# Twin Face Cancels-out Delay Pedal...



## Coda (Jun 14, 2020)

I recently completed the Twin Face build. However, when placed (first) on my board, my delay pedal (last, Donner Yellow Fall)...well ceases to work at all. There is no delay whatsoever. As soon as I switch off the Twin Face, the delay is back. Does anyone know exactly what is going on here?


----------



## Chuck D. Bones (Jun 14, 2020)

Got any other delay pedals you can try?


----------



## HamishR (Jun 15, 2020)

Are you running them off the same power outlet on your power supply?


----------



## Coda (Jun 15, 2020)

HamishR said:


> Are you running them off the same power outlet on your power supply?



Daisy-chained with a One-Spot.



Chuck D. Bones said:


> Got any other delay pedals you can try?



I don’t, personally, but a friend of mine is going to bring his delay over to test the issue.


----------



## HamishR (Jun 15, 2020)

I would suspect the One-Spot. It sounds like you might have too many pedals coming off the one supply.  Just a guess.


----------



## Coda (Jun 15, 2020)

HamishR said:


> I would suspect the One-Spot. It sounds like you might have too many pedals coming off the one supply.  Just a guess.



Perhaps. I had run 5 pedals before with no problem. I'll have to rethink my power.


----------



## Coda (Jun 15, 2020)

Just poked about a bit on the board, and discovered a few things that make the issue even stranger. The fuzz does NOT cancel the event, but rather, overpower it. On the germanium setting, a delay setting that normally repeats say 5 times only repeats once. On the Silicone setting there is no delay at all, just a very weak, quiet hint of echo, most of which is probably coming from the amp reverb.


----------



## Nostradoomus (Jun 15, 2020)

Have you got a buffer? Or a boss pedal? Put that in between the fuzz and delay, I’m just curious if it’s an impedance issue.


----------



## Coda (Jun 15, 2020)

Nostradoomus said:


> Have you got a buffer? Or a boss pedal? Put that in between the fuzz and delay, I’m just curious if it’s an impedance issue.

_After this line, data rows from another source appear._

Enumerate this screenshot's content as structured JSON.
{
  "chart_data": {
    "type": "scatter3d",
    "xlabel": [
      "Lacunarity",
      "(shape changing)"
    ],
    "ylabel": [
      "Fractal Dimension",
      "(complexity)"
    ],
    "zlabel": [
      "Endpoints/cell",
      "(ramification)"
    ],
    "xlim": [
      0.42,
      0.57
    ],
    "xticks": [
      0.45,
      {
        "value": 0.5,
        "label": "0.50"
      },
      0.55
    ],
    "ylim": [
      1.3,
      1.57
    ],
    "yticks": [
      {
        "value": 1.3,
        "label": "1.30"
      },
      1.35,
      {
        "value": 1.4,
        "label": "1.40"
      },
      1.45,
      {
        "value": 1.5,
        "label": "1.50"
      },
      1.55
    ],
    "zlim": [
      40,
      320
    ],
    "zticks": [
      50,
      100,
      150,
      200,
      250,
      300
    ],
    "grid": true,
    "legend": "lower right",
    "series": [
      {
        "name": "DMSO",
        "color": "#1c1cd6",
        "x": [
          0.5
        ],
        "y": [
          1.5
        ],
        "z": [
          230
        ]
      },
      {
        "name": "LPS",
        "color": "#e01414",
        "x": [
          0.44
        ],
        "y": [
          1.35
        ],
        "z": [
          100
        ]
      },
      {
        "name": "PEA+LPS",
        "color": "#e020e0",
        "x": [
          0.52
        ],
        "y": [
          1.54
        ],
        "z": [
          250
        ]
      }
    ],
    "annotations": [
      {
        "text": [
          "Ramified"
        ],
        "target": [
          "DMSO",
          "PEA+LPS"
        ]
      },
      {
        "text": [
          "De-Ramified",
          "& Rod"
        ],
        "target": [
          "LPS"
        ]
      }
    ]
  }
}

I have a DS1 on the board.

Fuzz > Wah > DS1 > Phaser > Catalinbread DLS > Delay > Amp


----------



## Nostradoomus (Jun 15, 2020)

Have you tried just the fuzz and delay?


----------



## Coda (Jun 15, 2020)

Nostradoomus said:


> Have you tried just the fuzz and delay?


 
I have, still happens. I tried another delay on my board today, and there was no problem. So it seems that the fuzz doesn't get along with the Donner Yellow Fall. Looks like I'm going to have to upgrade.


----------



## mozz (Jun 19, 2020)

Be sure you have no DC on the output of the fuzz.


----------



## Coda (Jun 19, 2020)

mozz said:


> Be sure you have no DC on the output of the fuzz.



What do you mean? Can you expand on that a bit?


----------



## benny_profane (Jun 19, 2020)

Power the circuit. Put your multimeter to DC voltage. Place the red lead on the output of the circuit (i.e., the tip of the output jack), and place the black lead on a ground point. You shouldn’t have a reading.

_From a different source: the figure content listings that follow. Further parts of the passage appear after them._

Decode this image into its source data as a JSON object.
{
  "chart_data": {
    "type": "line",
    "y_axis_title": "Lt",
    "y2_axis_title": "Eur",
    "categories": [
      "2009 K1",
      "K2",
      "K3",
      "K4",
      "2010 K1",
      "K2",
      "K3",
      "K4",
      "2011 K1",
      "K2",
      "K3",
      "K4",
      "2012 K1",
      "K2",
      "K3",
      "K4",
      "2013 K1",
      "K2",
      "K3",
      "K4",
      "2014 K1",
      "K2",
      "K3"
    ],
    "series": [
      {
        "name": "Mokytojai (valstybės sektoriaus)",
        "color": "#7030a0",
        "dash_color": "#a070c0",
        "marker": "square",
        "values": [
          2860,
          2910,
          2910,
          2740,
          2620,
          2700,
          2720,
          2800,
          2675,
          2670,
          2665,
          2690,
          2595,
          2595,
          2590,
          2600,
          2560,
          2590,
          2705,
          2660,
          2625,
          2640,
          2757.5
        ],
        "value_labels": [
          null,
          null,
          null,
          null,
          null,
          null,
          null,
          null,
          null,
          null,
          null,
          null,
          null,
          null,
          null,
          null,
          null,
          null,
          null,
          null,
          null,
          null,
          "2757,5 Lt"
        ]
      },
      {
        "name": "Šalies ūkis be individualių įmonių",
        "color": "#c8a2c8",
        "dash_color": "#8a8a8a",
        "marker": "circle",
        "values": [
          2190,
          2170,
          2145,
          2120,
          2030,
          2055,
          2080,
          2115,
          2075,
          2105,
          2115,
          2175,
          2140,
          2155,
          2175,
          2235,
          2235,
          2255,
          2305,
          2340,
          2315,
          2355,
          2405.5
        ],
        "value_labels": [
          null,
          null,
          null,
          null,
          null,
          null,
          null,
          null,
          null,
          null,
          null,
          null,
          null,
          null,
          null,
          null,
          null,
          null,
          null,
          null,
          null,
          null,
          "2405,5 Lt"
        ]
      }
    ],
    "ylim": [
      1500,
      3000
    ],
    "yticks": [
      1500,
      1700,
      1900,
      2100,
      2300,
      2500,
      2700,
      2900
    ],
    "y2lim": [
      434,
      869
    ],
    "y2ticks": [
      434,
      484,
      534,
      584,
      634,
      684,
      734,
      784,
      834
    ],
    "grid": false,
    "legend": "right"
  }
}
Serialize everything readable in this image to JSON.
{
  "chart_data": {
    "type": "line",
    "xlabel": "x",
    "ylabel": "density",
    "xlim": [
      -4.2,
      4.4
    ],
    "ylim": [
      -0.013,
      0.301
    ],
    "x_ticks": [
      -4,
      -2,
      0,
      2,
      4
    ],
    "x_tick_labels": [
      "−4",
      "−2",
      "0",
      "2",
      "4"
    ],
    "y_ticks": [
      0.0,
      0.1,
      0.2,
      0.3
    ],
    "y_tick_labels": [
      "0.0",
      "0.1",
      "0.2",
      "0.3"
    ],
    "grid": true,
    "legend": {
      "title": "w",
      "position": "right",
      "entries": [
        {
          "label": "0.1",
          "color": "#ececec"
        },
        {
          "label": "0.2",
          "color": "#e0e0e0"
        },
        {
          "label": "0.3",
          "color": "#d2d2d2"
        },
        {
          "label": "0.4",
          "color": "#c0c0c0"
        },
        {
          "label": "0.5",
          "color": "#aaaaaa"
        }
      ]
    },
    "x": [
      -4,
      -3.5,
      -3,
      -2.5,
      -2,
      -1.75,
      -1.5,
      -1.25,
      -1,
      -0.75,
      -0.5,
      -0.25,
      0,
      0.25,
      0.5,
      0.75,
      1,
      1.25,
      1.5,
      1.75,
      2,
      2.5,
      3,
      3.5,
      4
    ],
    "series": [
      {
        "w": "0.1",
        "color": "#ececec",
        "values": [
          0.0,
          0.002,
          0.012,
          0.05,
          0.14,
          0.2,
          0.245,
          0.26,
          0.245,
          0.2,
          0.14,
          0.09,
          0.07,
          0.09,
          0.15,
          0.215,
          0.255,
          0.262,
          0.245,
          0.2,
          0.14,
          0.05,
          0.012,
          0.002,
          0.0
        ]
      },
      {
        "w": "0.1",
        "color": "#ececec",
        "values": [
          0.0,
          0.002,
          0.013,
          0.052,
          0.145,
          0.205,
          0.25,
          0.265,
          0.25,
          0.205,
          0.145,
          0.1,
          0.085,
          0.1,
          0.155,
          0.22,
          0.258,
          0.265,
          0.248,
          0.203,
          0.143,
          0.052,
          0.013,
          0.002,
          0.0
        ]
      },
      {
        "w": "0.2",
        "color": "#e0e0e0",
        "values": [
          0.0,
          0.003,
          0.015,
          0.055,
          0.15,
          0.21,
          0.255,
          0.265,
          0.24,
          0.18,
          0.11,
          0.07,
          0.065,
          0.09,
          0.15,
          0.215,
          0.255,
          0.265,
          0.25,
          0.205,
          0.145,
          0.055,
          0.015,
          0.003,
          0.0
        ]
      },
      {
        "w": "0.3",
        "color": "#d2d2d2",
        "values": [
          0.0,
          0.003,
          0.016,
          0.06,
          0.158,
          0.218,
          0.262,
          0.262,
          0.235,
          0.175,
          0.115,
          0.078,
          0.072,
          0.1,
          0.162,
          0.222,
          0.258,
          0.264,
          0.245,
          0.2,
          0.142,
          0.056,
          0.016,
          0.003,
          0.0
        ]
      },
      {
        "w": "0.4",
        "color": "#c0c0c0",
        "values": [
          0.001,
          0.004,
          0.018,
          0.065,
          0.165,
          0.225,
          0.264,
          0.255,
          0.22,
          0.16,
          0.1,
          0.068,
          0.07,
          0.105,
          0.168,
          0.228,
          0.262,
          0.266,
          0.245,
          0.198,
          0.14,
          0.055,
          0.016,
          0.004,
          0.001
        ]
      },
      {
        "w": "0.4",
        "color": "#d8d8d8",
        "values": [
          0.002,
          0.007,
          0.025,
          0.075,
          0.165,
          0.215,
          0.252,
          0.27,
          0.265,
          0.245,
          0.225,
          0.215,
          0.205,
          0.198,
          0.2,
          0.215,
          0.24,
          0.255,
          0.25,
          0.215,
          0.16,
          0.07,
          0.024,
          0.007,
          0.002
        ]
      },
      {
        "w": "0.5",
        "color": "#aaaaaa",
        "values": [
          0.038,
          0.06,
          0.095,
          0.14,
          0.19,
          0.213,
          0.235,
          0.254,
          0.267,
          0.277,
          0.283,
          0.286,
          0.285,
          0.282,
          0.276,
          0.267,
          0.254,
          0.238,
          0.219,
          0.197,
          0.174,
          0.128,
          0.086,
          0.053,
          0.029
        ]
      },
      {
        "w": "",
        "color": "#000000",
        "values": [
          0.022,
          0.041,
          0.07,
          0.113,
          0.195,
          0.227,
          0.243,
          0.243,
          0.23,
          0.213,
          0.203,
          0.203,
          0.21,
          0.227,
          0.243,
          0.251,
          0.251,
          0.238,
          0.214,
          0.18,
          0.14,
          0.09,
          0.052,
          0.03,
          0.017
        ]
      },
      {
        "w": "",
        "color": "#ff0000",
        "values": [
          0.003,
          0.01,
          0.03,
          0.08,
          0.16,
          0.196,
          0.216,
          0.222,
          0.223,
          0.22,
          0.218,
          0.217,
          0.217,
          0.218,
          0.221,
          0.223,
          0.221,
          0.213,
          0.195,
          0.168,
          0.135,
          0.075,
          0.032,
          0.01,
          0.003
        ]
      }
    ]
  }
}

C2 and C4 are DC-blocking caps. If you get a reading and those are installed correctly/not shorted, you may have a short somewhere with wiring/switching.

I don't think that that's going to be your problem, though. Any well-designed circuit will have decoupling capacitors at the input and output. Even if the delay unit did not have them, the pedals in the signal path between the fuzz/delay would decouple the DC voltage.


----------



## zgrav (Jun 19, 2020)

do both pedals work at the same time when the delay is first in line?


----------



## Coda (Jun 22, 2020)

benny_profane said:


> Power the circuit. Put your multimeter to DC voltage. Place the red lead on the output of the circuit (i.e., the tip of the output jack), and place the black lead on a ground point. You shouldn’t have a reading.
> 
> C2 and C4 are DC-blocking caps. If you get a reading and those are installed correctly/not shorted, you may have a short somewhere with wiring/switching.
> 
> I don't think that that's going to be your problem, though. Any well-designed circuit will have decoupling capacitors at the input and output. Even if the delay unit did not have them, the pedals in the signal path between the fuzz/delay would decouple the DC voltage.

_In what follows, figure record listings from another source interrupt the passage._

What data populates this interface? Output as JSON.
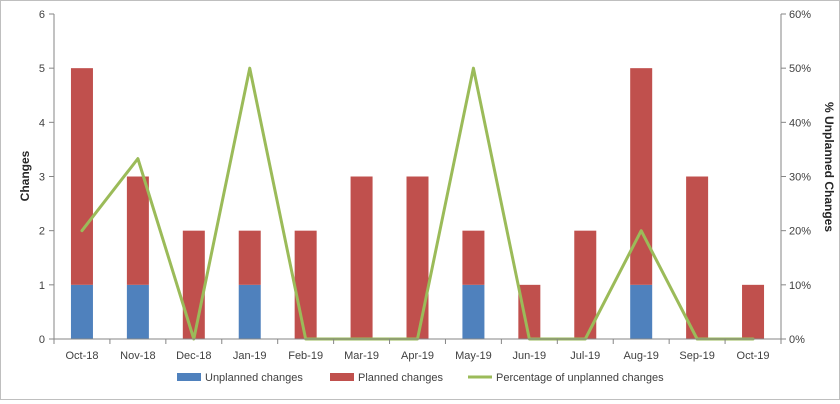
{
  "chart_data": {
    "type": "bar",
    "stacked": true,
    "categories": [
      "Oct-18",
      "Nov-18",
      "Dec-18",
      "Jan-19",
      "Feb-19",
      "Mar-19",
      "Apr-19",
      "May-19",
      "Jun-19",
      "Jul-19",
      "Aug-19",
      "Sep-19",
      "Oct-19"
    ],
    "series": [
      {
        "name": "Unplanned changes",
        "kind": "bar",
        "axis": "left",
        "color": "#4f81bd",
        "values": [
          1,
          1,
          0,
          1,
          0,
          0,
          0,
          1,
          0,
          0,
          1,
          0,
          0
        ]
      },
      {
        "name": "Planned changes",
        "kind": "bar",
        "axis": "left",
        "color": "#c0504d",
        "values": [
          4,
          2,
          2,
          1,
          2,
          3,
          3,
          1,
          1,
          2,
          4,
          3,
          1
        ]
      },
      {
        "name": "Percentage of unplanned changes",
        "kind": "line",
        "axis": "right",
        "color": "#9bbb59",
        "values": [
          20,
          33.3,
          0,
          50,
          0,
          0,
          0,
          50,
          0,
          0,
          20,
          0,
          0
        ]
      }
    ],
    "ylabel": "Changes",
    "ylabel_right": "% Unplanned Changes",
    "ylim": [
      0,
      6
    ],
    "ylim_right": [
      0,
      60
    ],
    "yticks": [
      "0",
      "1",
      "2",
      "3",
      "4",
      "5",
      "6"
    ],
    "yticks_right": [
      "0%",
      "10%",
      "20%",
      "30%",
      "40%",
      "50%",
      "60%"
    ],
    "grid": false,
    "legend": "bottom"
  }
}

Tested, with no voltage reading. 



zgrav said:


> do both pedals work at the same time when the delay is first in line?



When the delay is before the fuzz it almost works too well. The delay repeats are very loud, and the fuzz seems extra fuzzy. When the fuzz is first, the fuzz sounds normal, but the delay sounds like it is barely on.


----------